Jean-Marc Mocellin : L’année 2022 a été très satisfaisante, surtout en tenant compte du contexte de la crise sanitaire. Au total, nous avons accueilli 218 000 visiteurs internationaux (contre 236 000 en 2019, NDLR). Nos plus grands marchés ont répondu présents. L’Amérique du nord (Etats-Unis et Canada), qui pèse pour 45% de notre visitorat, et la France 35%, arrivent en tête. A eux deux, ces marchés représentent 80% de notre fréquentation touristique. Ce sont des clientèles stratégiques, qui sont très importantes pour nous. Mais nous devons nous diversifier. En cas de crise géopolitique, par exemple, on a déjà vu qu’il n’était pas prudent de ne miser que sur quelques marchés très forts. Le reste de l’Europe représente 15% de nos visiteurs internationaux, et nous pouvons sans doute faire mieux. Nous devons aussi améliorer nos flux entrants depuis l’Asie : Japon, Corée du Sud, Chine.
Ces clientèles ne sont pas toutes à la recherche des mêmes expériences…

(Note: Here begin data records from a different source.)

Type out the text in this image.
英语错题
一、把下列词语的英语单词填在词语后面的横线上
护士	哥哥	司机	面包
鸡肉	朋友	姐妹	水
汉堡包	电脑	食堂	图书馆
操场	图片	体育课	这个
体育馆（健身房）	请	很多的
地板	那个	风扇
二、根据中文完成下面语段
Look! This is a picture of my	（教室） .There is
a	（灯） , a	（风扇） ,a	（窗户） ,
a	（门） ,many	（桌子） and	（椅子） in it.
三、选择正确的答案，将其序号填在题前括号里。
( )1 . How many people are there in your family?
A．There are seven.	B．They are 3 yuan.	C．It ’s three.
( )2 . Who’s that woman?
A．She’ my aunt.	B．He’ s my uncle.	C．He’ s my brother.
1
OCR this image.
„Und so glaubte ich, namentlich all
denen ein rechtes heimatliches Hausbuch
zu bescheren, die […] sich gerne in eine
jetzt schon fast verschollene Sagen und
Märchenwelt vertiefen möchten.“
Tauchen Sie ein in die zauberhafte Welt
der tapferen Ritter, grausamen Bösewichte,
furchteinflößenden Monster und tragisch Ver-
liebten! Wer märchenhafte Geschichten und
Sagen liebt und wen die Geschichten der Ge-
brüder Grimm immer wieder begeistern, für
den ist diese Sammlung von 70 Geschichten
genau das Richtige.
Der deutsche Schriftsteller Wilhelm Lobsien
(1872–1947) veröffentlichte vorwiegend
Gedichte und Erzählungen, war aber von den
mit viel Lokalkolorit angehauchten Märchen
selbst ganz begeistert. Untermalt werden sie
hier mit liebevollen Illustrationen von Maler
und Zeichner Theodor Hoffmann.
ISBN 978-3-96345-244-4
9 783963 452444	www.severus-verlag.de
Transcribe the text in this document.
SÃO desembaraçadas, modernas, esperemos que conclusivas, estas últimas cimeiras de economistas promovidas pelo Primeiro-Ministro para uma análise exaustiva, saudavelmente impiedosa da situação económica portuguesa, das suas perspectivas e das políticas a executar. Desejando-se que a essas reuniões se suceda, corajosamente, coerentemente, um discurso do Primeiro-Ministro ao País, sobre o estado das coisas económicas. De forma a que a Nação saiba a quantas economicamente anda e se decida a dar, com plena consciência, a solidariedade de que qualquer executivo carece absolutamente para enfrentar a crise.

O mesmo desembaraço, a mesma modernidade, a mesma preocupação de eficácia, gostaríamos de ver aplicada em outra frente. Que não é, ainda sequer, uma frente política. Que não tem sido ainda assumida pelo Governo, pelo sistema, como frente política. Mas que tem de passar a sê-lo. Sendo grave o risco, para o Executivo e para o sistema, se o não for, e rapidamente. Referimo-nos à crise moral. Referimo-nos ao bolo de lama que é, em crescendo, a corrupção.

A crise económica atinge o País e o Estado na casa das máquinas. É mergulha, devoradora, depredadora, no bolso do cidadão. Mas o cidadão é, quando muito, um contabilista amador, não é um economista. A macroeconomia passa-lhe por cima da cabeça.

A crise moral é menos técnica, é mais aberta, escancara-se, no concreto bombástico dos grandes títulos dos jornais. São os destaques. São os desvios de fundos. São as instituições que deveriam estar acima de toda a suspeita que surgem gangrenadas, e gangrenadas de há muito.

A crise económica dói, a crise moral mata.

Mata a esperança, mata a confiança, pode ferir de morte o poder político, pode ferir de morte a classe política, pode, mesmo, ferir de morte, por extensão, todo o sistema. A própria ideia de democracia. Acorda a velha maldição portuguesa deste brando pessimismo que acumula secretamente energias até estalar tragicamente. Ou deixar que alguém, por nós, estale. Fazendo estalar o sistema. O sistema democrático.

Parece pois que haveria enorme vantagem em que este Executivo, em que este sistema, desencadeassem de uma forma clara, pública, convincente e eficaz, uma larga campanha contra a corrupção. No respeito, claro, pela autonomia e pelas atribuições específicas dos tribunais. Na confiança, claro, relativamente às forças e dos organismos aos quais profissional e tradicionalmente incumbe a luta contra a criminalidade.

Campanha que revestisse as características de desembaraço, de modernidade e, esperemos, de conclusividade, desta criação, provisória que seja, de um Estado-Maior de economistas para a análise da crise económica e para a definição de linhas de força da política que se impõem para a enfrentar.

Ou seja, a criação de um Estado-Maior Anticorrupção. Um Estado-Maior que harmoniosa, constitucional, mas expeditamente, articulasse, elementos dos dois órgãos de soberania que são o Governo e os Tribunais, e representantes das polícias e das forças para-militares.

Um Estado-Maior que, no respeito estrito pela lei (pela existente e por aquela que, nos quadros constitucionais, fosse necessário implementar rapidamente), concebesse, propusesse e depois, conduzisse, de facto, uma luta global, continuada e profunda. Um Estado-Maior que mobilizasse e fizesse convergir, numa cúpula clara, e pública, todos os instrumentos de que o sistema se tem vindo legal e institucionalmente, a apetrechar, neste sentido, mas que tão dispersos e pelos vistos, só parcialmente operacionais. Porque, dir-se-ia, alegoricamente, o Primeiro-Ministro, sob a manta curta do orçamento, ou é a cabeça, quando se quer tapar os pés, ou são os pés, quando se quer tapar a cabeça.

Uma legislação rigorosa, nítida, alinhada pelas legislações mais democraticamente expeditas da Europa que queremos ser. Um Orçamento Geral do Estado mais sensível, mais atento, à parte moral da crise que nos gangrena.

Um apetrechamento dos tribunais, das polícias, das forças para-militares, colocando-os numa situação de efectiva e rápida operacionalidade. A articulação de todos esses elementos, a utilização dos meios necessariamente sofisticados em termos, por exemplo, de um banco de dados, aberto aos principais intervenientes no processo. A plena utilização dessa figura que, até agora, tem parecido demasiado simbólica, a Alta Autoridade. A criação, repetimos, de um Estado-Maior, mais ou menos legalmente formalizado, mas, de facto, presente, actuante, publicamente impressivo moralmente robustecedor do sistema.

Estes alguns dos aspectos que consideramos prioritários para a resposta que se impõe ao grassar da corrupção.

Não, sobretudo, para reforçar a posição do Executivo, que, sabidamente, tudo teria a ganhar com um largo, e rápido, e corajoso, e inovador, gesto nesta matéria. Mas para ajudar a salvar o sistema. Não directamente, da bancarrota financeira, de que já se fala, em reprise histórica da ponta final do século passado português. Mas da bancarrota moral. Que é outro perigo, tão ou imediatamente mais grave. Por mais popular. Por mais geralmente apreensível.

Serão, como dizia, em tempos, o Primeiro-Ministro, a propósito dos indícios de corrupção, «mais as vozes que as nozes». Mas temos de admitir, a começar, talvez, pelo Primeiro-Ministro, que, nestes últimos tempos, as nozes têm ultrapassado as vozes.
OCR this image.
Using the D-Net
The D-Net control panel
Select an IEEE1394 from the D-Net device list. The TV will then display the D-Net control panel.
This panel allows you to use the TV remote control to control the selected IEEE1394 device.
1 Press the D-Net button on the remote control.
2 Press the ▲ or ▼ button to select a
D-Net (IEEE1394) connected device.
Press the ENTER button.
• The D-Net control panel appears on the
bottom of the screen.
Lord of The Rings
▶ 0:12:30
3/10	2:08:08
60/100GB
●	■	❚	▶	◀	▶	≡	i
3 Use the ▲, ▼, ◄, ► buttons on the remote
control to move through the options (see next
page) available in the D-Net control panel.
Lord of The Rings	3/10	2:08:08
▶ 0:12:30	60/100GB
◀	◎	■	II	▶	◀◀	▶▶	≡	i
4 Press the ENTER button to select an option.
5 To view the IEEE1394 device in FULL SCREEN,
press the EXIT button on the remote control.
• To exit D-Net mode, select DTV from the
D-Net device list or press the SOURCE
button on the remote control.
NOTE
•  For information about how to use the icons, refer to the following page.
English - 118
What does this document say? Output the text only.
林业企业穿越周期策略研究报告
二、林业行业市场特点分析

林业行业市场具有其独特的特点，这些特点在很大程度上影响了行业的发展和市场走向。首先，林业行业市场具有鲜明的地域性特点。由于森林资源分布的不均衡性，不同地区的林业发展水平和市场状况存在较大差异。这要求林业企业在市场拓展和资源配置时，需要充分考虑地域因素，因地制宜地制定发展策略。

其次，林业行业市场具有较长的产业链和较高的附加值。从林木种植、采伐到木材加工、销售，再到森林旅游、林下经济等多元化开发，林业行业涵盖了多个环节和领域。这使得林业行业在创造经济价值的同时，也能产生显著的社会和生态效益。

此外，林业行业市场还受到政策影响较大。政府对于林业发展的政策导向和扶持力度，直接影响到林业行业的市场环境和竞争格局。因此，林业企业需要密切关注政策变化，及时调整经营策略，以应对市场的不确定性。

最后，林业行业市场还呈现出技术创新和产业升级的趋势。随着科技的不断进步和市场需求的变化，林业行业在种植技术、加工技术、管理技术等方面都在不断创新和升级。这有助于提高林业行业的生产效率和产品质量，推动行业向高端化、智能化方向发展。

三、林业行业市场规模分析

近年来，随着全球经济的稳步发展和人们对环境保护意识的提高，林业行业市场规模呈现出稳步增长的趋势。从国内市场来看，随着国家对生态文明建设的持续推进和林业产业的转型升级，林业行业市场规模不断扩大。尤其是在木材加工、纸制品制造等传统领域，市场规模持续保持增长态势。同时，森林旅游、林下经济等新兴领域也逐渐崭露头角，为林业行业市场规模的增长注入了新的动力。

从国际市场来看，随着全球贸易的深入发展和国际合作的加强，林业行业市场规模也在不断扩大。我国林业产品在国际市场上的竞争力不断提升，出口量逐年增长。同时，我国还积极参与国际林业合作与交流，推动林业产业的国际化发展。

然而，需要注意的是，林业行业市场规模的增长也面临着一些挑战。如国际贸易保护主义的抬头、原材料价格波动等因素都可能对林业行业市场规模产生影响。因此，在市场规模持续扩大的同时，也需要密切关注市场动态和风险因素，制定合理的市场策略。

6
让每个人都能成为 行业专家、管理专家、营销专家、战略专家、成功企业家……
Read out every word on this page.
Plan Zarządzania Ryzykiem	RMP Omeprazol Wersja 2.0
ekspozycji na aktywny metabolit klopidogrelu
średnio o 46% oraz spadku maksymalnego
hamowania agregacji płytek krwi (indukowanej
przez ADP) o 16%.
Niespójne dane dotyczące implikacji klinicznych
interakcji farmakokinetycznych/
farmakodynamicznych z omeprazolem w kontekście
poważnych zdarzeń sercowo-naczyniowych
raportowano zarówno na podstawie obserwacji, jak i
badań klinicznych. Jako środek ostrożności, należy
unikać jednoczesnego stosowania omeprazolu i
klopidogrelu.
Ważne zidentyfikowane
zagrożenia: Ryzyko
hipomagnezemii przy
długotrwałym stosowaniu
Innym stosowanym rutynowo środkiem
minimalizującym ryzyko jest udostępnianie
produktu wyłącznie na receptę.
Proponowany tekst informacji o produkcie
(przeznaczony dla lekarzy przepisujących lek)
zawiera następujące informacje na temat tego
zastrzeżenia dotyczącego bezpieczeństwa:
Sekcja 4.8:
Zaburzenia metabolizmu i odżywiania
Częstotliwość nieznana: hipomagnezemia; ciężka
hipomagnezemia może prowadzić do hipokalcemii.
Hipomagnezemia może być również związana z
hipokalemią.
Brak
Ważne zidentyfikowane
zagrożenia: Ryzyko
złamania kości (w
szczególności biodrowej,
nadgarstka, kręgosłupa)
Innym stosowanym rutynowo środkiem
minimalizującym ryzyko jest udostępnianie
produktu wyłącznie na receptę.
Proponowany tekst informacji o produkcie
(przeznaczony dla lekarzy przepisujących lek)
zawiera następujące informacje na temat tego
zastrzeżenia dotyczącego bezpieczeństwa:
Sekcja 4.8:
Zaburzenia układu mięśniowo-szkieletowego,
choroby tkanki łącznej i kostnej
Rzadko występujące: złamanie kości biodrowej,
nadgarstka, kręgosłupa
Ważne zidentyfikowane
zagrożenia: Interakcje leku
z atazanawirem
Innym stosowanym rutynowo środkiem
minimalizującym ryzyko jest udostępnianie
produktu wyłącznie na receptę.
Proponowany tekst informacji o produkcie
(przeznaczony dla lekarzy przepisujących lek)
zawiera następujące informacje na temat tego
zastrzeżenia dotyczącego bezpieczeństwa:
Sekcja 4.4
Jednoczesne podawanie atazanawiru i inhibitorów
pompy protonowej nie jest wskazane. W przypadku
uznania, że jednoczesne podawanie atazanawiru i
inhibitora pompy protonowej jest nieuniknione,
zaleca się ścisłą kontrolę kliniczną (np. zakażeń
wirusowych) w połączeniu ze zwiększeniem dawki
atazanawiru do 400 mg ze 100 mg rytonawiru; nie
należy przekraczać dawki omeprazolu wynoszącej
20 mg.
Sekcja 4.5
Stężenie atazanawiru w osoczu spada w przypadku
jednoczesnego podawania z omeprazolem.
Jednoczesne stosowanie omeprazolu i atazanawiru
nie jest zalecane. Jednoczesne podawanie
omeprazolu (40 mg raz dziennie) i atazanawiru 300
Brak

Jean-Marc Mocellin : Evidemment, chaque marché à ses particularités. Les Américains, par exemple, sont plutôt des adeptes des grandes chaînes hôtelières internationales, comme Four Seasons ou Hilton. Les clientèles françaises et italiennes, qui apprécient aussi ces adresses, préfèrent mixer les typologies d’hébergement pendant leur séjour, en alternant entre établissements de luxe et pensions de charme. Mais c’est l’une des richesses de notre destination : la variété de typologie de produits. Le secteur des croisières est aussi en pleine expansion, et nous voulons le développer, mais dans la lignée de notre stratégie touristique. C’est-à-dire que nous n’acceptons pas les navires de plus de 2 000 passagers (staff compris) à Bora Bora, par exemple. Et seule une dizaine de ce genre de navires accostent dans nos ports chaque année. Nous préférons promouvoir les navires comme le Paul Gauguin ou l’Ara Nui, qui accueillent environ 300 passagers.